I was one of the students involved in the carjacking of the 4-RIDE van Nov. 20 and would like to clarify the events of that early morning.
After twice calling the University Police Department and waiting 40 minutes, the 4-RIDE van pulled up in front of Gelman Library at about 3:30 a.m. The driver recorded my GWorld information and stepped outside the van to check front left tire. He also instructed the driver of another car, which was blocking the alley between West End and the Academic Center, to move.

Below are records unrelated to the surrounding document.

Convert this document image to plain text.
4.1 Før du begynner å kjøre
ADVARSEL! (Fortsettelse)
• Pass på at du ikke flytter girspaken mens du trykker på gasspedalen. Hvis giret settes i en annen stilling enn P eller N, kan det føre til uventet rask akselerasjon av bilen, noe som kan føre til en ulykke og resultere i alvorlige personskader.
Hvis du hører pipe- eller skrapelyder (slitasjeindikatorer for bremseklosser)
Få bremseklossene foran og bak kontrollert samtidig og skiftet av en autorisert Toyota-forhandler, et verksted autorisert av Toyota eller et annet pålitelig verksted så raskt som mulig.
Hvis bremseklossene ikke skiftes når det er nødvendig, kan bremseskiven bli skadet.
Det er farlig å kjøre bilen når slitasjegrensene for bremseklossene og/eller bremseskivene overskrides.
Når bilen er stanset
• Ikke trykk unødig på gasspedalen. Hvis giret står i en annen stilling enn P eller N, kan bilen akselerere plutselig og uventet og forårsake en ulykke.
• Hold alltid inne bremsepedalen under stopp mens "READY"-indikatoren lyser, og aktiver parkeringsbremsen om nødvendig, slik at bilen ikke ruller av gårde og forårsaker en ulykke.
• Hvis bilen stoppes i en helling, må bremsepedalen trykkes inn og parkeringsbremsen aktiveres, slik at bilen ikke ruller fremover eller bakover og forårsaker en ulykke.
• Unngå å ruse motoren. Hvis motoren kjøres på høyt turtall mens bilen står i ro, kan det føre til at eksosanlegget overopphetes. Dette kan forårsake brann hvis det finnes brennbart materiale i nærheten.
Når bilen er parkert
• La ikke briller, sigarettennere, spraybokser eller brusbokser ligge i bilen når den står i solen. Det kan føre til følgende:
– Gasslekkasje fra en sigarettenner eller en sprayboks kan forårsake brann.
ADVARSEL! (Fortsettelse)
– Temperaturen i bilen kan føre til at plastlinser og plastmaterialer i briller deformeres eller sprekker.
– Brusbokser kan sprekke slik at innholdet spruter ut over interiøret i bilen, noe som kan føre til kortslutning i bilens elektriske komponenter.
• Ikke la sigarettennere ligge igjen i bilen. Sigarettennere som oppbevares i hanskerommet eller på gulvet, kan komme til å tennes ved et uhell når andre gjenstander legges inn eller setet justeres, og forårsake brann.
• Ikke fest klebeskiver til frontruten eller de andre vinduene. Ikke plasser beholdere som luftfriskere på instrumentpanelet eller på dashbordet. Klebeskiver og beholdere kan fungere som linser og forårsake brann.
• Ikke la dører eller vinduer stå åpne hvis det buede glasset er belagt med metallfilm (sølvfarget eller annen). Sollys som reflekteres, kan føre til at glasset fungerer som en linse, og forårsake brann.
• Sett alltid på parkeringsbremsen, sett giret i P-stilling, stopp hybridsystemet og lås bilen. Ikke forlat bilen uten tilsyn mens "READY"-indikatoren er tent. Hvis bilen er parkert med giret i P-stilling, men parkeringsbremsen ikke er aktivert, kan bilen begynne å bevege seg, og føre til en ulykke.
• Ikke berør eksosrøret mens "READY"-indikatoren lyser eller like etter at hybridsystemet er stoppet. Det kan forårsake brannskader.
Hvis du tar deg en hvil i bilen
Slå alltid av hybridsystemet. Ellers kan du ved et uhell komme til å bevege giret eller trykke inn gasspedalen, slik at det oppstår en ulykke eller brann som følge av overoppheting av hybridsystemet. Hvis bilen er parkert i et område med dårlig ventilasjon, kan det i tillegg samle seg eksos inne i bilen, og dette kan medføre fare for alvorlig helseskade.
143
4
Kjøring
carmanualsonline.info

The 4-RIDE van drove into the alley and stopped halfway. Again the driver stepped out of the car to check the same tire. At this point, the assailant, who was hiding in the alleyway, attacked the driver and forced himself into the 4-RIDE vehicle. Before the attacker could drive off, I threw myself from the vehicle and ran toward Gelman Library. As reported by the Metropolitan Police, the assailant then crashed into three parked cars and fled the scene only to be apprehended by police shortly afterward.
In Thursday’s front-page article, “Man carjacks GW van,” UPD Director Dolores Stafford said “the driver did an excellent job of protecting the students and delaying the carjacker until students got out of the van.” I disagree. Stopping in the middle of a dark alley at 3:30 a.m. and leaving three students in a van by themselves hardly seems like an excellent job of protecting students.
After the carjacking, I am left wondering if there is a prescribed route that 4-RIDE is supposed to follow. Why did the driver stop in a poorly lit alley to check a tire he had already inspected? Why would the 4-RIDE driver, whom we trust to take us home safely, negligently take such unnecessary risks?
As a senior, I have taken 4-RIDE several times and noticed that drivers often drive at excessive speeds, take unconventional routes and are rather discourteous. Clearly, the behavior of UPD employees needs to be consistent with the purposes of UPD: to ensure the safety of students. I urge the University to address the issues within UPD so incidents like the carjacking of the 4-RIDE van are not repeated.